Cagayan National High School pioneered its Senior High School program in the school year 2016–2017 with a handful of offerings — two strands in the Academic Track (STEM and GAS), the Technical Vocational Livelihood (TVL) Track and the Sports Track.

With the introduction of a new track, Arts and Design Track, and other strands for school year 2017–2018, Cagayan National High School is currently offering all tracks as prescribed by the Senior High School program, laid out by the K-12 Basic Education Curriculum.

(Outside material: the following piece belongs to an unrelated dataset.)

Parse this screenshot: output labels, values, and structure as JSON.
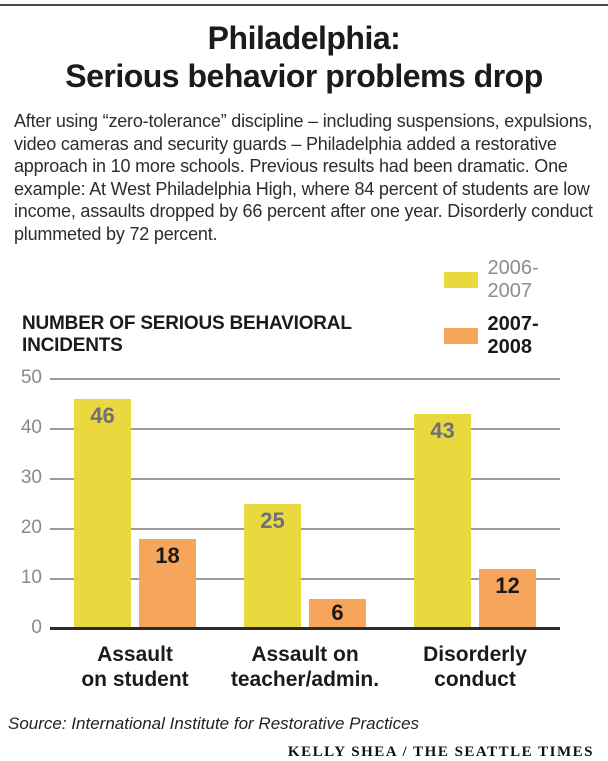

In 2021, Cagayan National High School - Senior High became an independent school, which makes it the first Stand-Alone Senior High school in the province of Cagayan.

====Academic Track====
- General Academic Strand (GAS)
- Humanities and Social Sciences (HUMSS) Strand
- Science, Technology, Engineering, and Mathematics (STEM) Strand
- Accountancy, Business and Management (ABM) Strand

====Technical Vocational Livelihood (TVL) Track====
- Home Economics Strand
  - Beauty and Nail Care (NCII)
  - Hairdressing (NCII)
  - Wellness Massage (NCII)
  - Dressmaking and Tailoring (NCII)
  - Bread and Pastry Production (NCII)
  - Commercial Cooking (NCII)
  - Food and Beverage Services (NCII)
- Industrial Arts Strand
  - Automotive Servicing (NCII)
  - Electrical Installation and Maintenance (NCII)
  - Electronic Products Assembly and Installation (NCII)
  - Shielded Metal Arc Welding (NCII)
- Information and Communications Technology (ICT) Strand
  - Programming Oracle Database (NCIII)
  - Programming Java (NCIII)
  - Animation (NCII)

==Notable alumni==

- Eulogio Balao, former Vice Chief of Staff of the Armed Forces of the Philippines, former Secretary of National Defense (1956–1957), former Senator (1957–1963), a Philippine Legion of Honor recipient with the rank of Commander. He graduated in Cagayan High School in 1926 and passed the entrance exams to the Philippine Constabulary Academy. Balao is remembered for his leadership in the Battle of Bessang Pass against General Yamashita's Japanese Armies holed up there during the battles for liberation of the Philippines.